Coverdell ESA defined
The Coverdell account is a savings account that can be set up for the benefit of a student. After-tax contributions of up to $2,000 per student are available in any given year until the student is age 18. As long as the funds pay for qualifying educational expenses, any earnings made on the contributions are tax-free. The funds must be used by the time the beneficiary reaches the age of 30. If not, the funds must be given to another qualified student or the account holder must pay the tax on the earnings.
While many think there are better savings options than the Coverdell ESA, here are some of the benefits of the account versus the popular 529 College Savings Plan and other educational savings alternatives.
Investment flexibility. Similar to Roth IRAs, Coverdell ESA’s have tremendous investment flexibility. This includes investing in stocks, bonds, mutual funds and regular bank products. Each state’s program manager limits Investment options within a particular 529 college savings plan.
Institution flexibility. Unlike most other educational tax programs, Coverdell ESA funds may also be used to pay for qualified elementary school and high school expenses. Other programs restrict use to post-secondary programs.
Broad qualified expenses. In addition to tuition, fees, books and classroom supplies, qualified expenses also include room and board when there is at least ½ time enrollment.
Great fill-in. The Coverdell ESA can be used for qualified educational expenses not covered by other programs. Coverdell ESA funds can not used to pay an expense already covered by another benefit.
Rollover flexibility. You can roll over unused funds to other qualified students. These rollovers are usually made to younger siblings.

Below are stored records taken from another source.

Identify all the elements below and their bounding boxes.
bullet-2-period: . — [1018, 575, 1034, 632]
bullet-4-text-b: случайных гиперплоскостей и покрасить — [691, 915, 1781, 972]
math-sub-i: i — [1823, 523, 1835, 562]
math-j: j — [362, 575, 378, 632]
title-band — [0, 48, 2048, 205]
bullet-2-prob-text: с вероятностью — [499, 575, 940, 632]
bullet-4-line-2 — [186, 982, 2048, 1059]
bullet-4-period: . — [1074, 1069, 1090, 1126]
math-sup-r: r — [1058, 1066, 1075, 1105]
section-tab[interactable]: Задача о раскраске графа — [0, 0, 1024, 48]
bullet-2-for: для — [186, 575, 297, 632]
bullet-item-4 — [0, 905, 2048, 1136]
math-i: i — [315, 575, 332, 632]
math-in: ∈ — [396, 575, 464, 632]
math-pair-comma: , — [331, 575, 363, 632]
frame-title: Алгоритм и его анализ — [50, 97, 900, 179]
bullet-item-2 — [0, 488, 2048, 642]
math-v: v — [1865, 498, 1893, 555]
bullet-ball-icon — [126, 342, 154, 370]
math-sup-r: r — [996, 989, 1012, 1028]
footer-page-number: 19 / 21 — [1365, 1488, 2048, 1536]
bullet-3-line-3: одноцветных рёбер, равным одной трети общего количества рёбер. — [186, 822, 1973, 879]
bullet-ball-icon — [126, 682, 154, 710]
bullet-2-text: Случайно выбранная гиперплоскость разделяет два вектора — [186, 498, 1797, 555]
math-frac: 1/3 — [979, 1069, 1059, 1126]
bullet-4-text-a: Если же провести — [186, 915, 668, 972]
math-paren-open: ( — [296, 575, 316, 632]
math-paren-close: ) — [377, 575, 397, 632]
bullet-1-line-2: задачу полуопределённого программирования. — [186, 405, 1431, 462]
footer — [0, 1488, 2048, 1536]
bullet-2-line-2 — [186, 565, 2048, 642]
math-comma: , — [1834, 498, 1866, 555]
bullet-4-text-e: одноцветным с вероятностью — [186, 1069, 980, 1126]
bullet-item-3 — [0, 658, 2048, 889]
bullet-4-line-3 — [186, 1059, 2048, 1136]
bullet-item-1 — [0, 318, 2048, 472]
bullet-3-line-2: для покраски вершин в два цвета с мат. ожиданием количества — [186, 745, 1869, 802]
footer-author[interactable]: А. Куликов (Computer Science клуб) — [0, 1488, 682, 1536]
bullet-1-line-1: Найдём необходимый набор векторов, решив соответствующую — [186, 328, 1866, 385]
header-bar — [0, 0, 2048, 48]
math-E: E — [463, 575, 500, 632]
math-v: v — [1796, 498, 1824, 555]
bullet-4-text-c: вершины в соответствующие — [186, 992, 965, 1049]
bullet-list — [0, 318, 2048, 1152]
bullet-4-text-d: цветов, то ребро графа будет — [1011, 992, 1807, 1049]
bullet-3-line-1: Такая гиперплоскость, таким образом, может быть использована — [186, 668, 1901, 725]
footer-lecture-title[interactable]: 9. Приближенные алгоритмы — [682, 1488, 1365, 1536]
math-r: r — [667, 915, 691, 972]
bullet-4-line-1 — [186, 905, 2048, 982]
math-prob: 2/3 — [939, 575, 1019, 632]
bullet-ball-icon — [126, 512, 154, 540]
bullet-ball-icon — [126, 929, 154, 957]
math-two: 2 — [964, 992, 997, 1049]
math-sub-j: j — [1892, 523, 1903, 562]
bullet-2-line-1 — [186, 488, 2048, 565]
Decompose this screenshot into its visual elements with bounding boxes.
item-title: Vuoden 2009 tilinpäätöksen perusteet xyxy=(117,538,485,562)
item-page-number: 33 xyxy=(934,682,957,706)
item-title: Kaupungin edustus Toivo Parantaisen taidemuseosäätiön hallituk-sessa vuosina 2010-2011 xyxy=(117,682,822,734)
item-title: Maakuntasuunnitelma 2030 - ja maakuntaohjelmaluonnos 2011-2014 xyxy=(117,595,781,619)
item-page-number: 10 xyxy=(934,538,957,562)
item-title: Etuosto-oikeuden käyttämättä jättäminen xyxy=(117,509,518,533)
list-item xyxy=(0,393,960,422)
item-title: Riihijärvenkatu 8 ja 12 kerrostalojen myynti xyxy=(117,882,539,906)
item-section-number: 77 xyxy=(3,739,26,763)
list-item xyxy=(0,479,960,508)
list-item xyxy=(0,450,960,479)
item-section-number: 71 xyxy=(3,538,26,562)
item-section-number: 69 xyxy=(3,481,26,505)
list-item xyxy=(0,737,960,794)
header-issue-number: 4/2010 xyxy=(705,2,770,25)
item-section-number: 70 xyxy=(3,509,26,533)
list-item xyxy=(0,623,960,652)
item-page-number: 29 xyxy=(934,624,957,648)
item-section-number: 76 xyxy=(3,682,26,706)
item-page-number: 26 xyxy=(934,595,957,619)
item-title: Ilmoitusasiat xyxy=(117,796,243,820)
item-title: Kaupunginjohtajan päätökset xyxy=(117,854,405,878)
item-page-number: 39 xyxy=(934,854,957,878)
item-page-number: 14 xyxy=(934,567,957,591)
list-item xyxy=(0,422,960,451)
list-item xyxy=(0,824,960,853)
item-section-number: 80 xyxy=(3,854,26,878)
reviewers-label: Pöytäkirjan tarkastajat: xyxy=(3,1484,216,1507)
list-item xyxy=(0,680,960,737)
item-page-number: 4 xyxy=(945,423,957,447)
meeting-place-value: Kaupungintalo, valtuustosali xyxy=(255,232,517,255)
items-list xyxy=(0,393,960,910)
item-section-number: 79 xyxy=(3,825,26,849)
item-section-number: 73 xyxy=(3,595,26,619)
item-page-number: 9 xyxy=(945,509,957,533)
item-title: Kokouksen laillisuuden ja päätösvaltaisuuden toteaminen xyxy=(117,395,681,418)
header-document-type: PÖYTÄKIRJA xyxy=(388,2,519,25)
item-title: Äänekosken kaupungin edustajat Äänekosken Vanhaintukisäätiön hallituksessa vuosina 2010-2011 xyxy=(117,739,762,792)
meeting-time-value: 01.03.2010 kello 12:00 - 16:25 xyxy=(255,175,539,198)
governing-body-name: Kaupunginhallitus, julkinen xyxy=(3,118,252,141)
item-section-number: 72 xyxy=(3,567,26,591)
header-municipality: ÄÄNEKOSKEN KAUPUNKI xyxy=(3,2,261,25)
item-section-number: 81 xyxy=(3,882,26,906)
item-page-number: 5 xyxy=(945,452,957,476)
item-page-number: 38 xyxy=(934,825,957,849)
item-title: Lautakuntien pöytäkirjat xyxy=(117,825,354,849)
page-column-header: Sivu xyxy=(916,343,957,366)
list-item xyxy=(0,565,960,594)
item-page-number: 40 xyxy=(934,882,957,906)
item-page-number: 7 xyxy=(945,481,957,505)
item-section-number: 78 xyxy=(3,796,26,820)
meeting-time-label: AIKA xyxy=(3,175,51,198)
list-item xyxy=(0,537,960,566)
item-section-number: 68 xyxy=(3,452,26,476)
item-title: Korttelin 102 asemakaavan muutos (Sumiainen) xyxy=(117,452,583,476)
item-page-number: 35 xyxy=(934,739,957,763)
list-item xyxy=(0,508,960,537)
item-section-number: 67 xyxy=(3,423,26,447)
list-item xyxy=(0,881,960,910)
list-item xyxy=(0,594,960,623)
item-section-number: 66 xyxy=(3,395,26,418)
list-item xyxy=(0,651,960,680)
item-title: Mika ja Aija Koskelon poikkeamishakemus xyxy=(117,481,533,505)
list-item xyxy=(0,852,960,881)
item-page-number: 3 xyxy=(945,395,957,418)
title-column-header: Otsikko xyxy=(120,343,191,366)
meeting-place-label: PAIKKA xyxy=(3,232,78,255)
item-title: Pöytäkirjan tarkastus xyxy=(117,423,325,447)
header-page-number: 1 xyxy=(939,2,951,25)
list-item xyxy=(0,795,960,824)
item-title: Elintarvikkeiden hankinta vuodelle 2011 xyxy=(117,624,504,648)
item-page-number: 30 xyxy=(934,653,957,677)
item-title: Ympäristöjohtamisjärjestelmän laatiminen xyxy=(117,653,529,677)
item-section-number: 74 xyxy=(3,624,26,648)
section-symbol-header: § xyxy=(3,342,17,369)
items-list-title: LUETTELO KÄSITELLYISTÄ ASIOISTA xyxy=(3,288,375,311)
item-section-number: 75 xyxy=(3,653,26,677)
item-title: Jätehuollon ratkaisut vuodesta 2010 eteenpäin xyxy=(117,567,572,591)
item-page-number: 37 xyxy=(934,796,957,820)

Funding limits. Coverdell ESA contributions are limited versus 529 College savings programs. Here are the major differences;
|Coverdell ESA||529 College Savings Plan|
|Annual contribution||$2,000 per student||Fairly unlimited; generally
$14,000 per contributor
|No income limits
to contribute funds
|No age limits|
Ownership. Coverdell ESA balances can impact the amount of financial aid your student may receive. Contribution formulas weigh a student’s assets more heavily than a parent’s when determining aid. In addition, when the Coverdell ESA beneficiary reaches the age of 18, the funds are legally theirs. This lack of control means the funds might not be used for education. The same does not occur with the custodial nature of 529 Savings plans. Rollover strategies may be used to limit some of this risk.
Complicated planning. Given the age, limited annual contribution, and income limitations, a Coverdell ESA can make educational tax planning more complex. The lower account balance may make this exercise not worth the effort.
Is a Coverdell ESA an option worthy of your consideration? Perhaps. More important is starting your educational savings accounts early enough to benefit from earnings growth over time.